AUX OBSÈQUES DE l’ÉBÈNISTE HENRI CLER. MANIFESTATION SYNDICALISTE. LES RÉVOLUTIONNAIRES CONTRE LA POLICE. COLLISIONS SANGLANTES.

Metropolitan museum of art. Alphonse Bertillon. Albumens silver prints. Photographs.

La manifestation organisée hier par la fédération de l’ameublement, à l’occasion des obsèques de l’ébéniste Henri Cler, mort, comme nous l’avons raconté, des suites d’une blessure reçue au cours d’une bagarre survenue le 13 juin dernier au faubourg Saint-Antoine, entre des grévistes et la police, a provoqué des incidents très violents. Des coups de feu ont été tirés à plusieurs reprises sur les agents, et après plusieurs bagarres et collisions sanglantes, les hauts fonctionnaires de la police ont dû faire faire les sommations légales et commander à la cavalerie de charger les manifestants.

Carte postale cartoliste

Au moment de la levée-du corps, vers trois heures et demie, il y avait aux abords du domicile du défunt, 127, faubourg Saint-Antoine, une foule énorme. Le square Trousseau, situé non loin de là, avait été envahi par les délégations syndicales groupées autour de leurs bannières et drapeaux.
Les militants les plus connus de la C. G. T. et de l’Union des syndicats se trouvaient au milieu de cette masse, d’où montaient par instants les refrains de Internationale. Les commissaires de l’Union des syndicats eurent, beaucoup de peine à frayer un passage au corbillard, derrière lequel marchait le fils du défunt, soldat dans un régiment de l’Est. Mais c’est à dessein qu’on n’avait laissé aucun agent au milieu de cette foule compacte et hostile.
Sur le cercueil, on avait déposé une couronne d’immortelles rouges, portant cette inscription « A notre camarade, victime de l’ordre social » et épingle l’affiche illustrée que le dessinateur révolutionnaire Grandjouan avait composée pour l’Union des syndicats au lendemain des événements de Vigneux-Draveil, et représentant M. Briand vêtu de la simarre rouge du garde des sceaux et chargeant au milieu des dragons. Cette affiche est intitulée « Les victoires de la troisième République. »

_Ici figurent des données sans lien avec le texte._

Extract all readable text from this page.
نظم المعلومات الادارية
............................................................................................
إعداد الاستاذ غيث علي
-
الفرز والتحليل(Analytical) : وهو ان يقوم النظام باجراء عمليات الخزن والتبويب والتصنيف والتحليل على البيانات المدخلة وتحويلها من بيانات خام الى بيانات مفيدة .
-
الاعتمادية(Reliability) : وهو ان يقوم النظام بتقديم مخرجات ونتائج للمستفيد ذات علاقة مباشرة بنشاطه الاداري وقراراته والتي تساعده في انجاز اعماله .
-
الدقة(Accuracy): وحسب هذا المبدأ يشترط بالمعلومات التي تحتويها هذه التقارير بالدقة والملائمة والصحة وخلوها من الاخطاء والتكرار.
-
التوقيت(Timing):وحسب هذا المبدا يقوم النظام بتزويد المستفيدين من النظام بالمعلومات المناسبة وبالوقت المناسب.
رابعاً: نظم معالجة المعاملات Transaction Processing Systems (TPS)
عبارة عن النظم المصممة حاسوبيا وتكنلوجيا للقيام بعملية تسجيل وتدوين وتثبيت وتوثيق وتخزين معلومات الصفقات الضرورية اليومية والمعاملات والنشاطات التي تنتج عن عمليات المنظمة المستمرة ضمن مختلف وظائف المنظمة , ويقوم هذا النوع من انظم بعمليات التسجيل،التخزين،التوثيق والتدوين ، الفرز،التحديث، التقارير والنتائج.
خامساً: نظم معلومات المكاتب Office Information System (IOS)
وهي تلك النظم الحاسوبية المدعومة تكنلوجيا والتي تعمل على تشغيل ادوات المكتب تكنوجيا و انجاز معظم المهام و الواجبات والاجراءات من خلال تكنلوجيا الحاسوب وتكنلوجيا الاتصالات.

En tête du cortège, une femme portait un drapeau rouge sans inscription, cravaté de crêpe, et un jeune homme brandissait le drapeau noir des « Jeunesses révolutionnaires ».

Carte postale cartoliste

On avançait très lentement, bien que la circulation de tous les véhicules eût été suspendue dans le faubourg. On sentait dans la foule grandir l’effervescence. Les cris se croisaient. On interpellait les locataires qui se penchaient aux fenêtres des maisons, et dont quelques-uns agitaient des drapeaux rouges.

Un premier incident se produisit devant le poste de police du quartier Sainte-Marguerite, à l’angle de la rue de Montreuil et du Faubourg Saint-Antoine. L’agent Vidal, de planton à la porte, insulté menacé et même frappé par des énergumènes, dut se mettre à l’abri dans le poste, dont les vitres volèrent bientôt en éclats.

Devant les ateliers d’ébénisterie de MM. Sanyas et Popot, des cris furent poussés, parce que la bagarre au cours de laquelle Henri Cler fut blessé avait été provoquée par des perturbateurs qui entendaient par là « soutenir n les ouvriers de cette maison en grève. Là, comme ils voulaient intervenir, une dizaine de gardiens de la paix furent lapidés, et trois coups de revolver éclatèrent.
Cependant le cortège, qui ne comprenait pas moins de quatre à cinq mille personnes, s’engageait dans l’avenue Philippe-Auguste, flanqué à distance par des agents et suivi par des dragons.
Sur le boulevard de Belleville, les musiques des baraques foraines durent se taire pendant que le corbillard passait. Au n° 33, un industriel grimpé sur un échafaudage ayant été pris à partie par un manifestant, le chantier où il se trouvait fut envahi par une bande de syndiqués. Mais une trentaine de gardiens de la paix arrivèrent aussitôt, et à coups de plat de sabre chassèrent les intrus, tandis que deux coups.de feu retentissaient.
A partir de ce moment, les incidents se multiplient. Place du Combat, un gardien de la paix reçoit un pot à lait sur la tête. A l’angle de la rue de Meaux et du boulevard de la Villette, un autre, qui est monté sur un tramway de l’Est-Parisien pour aller prendre son service, est sommé de se découvrir et de mettre pied à terre. On l’invective.
On le menace. Un individu tire sur lui un coup de pistolet et s’éclipse. La scène s’aggraverait encore, si une vingtaine de gardiens de la paix du 20e n’accouraient et ne châtiaient les énergumènes.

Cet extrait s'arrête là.